On a December afternoon in 1935, precisely thirty-two years after the Wright Brothers first stirred the sands of Kitty Hawk, a new silver ship rose from Clover Field in Santa Monica, California. Douglas Aircraft Company vice president and chief test pilot Carl A. Cover lifted the Douglas Sleeper Transport into the sky over the Pacific, and with that modest takeoff, the DC-3 era began. It was not merely an airplane; it was the arithmetic that finally made air travel profitable. For the first time, an airliner could carry enough passengers—twenty-one in the day version, fourteen in berths at night—across a continent without the crutch of a government mail subsidy.

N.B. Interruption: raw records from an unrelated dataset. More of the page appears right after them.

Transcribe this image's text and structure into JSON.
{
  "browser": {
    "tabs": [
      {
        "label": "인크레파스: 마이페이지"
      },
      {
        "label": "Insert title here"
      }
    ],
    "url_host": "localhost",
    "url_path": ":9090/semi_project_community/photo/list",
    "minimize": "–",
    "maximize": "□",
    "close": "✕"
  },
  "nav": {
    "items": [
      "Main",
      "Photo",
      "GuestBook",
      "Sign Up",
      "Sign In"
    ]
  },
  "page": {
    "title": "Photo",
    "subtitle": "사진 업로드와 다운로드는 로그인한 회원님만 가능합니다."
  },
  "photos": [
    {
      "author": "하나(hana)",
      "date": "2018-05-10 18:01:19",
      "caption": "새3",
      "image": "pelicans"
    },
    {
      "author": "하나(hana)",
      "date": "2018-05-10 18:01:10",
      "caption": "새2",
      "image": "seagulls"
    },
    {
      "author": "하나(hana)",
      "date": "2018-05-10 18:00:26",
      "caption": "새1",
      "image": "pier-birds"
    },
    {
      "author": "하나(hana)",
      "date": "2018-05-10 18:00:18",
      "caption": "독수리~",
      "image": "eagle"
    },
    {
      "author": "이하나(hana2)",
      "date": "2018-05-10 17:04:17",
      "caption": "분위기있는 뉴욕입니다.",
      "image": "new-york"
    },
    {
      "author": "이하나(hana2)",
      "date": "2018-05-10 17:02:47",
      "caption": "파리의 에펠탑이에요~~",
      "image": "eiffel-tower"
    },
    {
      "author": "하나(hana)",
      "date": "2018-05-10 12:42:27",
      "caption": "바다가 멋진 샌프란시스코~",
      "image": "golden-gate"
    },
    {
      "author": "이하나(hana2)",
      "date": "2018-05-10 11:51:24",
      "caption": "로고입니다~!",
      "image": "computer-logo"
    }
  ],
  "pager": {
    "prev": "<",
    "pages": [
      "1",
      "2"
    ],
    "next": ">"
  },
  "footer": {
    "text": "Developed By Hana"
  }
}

American Airlines took delivery in July 1936, and by the year's end the DC-3 had woven itself into the sinews of American commerce. Its strong, multiple-spar wing and all-metal construction gave it a ruggedness that would see it through war as the C-47 Skytrain and back into peace as a cargo hauler, missionary transport, and skydiving shuttle. More than thirteen thousand would be built in all their guises, and even ninety years after that first flight, the faithful old Gooney Bird still graces skies from Alaska to the Antarctic, a living testament to the day aviation finally learned to pay for itself.
The engineering principles pioneered here—On a December afternoon in 1935, precisely thirty-two years after the Wright Bro—are still embedded in the aircraft you fly today.